Last week, the U.S. Food and Drug Administration (FDA) held its first public hearing on regulating cannabidiol (CBD). Over the last several years, CBD has been growing in popularity as a health and wellness product. That popularity has only been amplified by the passage of the 2018 Farm Bill, which removed hemp and hemp-derived products (CBD included) from the federal government’s list of controlled substances.
At stake in these hearings is a potentially billion-dollar market. According to Brightfield Group, the CBD market could grow to as high as $22 billion by 2022. How the FDA decides to regulate the substance will play a significant role in how high that figure grows. Currently, there are several competing ideas about how CBD should be regulated.
Some individuals want CBD to be treated as a pharmaceutical ingredient, which means that any product containing CBD would have to go through the lengthy and arduous FDA approval process. Others would rather see CBD classified as a nutritional supplement, which carries fewer regulatory requirements before hitting the market.
Many operators in both the hemp and cannabis industry would rather see the FDA create separate categories for CBD products, depending on their intended use. Products meant to treat, diagnose or cure an illness, like GW Pharmaceuticals’ epilepsy drug Epidiolex, would be treated as a pharmaceutical while food products or extracts containing CBD would be classified as a nutritional supplement.
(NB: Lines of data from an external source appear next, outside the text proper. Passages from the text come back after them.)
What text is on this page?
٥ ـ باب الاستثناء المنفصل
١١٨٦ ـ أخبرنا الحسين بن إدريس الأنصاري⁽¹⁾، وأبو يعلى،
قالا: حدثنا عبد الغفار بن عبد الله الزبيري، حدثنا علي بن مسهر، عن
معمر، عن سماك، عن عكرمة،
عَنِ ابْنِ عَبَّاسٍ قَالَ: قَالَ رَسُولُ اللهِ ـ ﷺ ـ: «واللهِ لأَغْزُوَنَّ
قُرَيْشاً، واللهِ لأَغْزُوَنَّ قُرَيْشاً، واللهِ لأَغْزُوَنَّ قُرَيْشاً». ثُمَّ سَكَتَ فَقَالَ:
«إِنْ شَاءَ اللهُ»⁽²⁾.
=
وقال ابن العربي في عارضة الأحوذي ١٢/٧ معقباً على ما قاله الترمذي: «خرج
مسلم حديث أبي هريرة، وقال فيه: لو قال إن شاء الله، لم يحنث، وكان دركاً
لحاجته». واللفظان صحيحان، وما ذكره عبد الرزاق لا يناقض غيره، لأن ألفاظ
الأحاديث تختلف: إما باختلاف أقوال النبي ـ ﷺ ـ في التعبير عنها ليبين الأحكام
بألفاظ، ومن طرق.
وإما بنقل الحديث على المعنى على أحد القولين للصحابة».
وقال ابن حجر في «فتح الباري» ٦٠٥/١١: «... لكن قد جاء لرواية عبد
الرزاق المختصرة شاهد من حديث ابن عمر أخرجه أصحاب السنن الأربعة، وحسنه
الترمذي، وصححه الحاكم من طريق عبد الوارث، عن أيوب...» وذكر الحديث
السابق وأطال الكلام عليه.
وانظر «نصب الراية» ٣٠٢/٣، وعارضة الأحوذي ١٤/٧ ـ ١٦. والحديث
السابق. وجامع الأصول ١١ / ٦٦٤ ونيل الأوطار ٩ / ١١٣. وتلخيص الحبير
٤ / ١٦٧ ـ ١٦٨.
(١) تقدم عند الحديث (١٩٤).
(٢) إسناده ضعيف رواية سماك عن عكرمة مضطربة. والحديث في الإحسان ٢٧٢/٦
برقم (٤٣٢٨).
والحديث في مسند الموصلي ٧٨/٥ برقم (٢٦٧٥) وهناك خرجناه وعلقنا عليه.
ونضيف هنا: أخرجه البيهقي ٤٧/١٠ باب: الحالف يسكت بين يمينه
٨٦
During the hearing, FDA officials were looking for answers to three primary issue: how safe is CBD; what kind of rules should be in place to ensure product safety, quality, and consistency; and what sort of labeling requirements should govern CBD products? Listening to testimony from over 120 industry stakeholders, advocates, and medical professionals; officials heard varying responses.
While cannabis and hemp industry advocates argued for different classifications for different types of CBD products, individuals representing large biopharmaceutical companies argued tighter controls. One woman representing GW Pharmaceuticals argued that the FDA approval process was the only way to know for sure what the health effects of CBD are, arguing that her company did not know that CBD may negatively affect the liver until they conducted clinical trials.
It is also important to note that GW Pharmaceuticals is the only company with an FDA-approved CBD-based drug on the market at the moment.
While it appears that the FDA is committed to hashing out the details of how to regulate CBD, it is unlikely that the issue will be resolved soon. In a message on social media, acting FDA CIO and Principal Deputy, Dr. Amy Abernathy, emphasized that critical issues needed to be addressed before regulatory action is taken.
“Given the rapid expansion of the market, timely clarification of the path forward is critical,” Abernathy wrote, “but it’s our responsibility to ensure that the regulatory path is scientifically sound and in the interest of public health.”
An FDA appointed working group, chaired by Abernathy, is currently exploring potential regulatory pathways for CBD. Interested parties and industry stakeholders are also encouraged to provide written commentary, which can be submitted online. The deadline for written comments is July 2, 2019.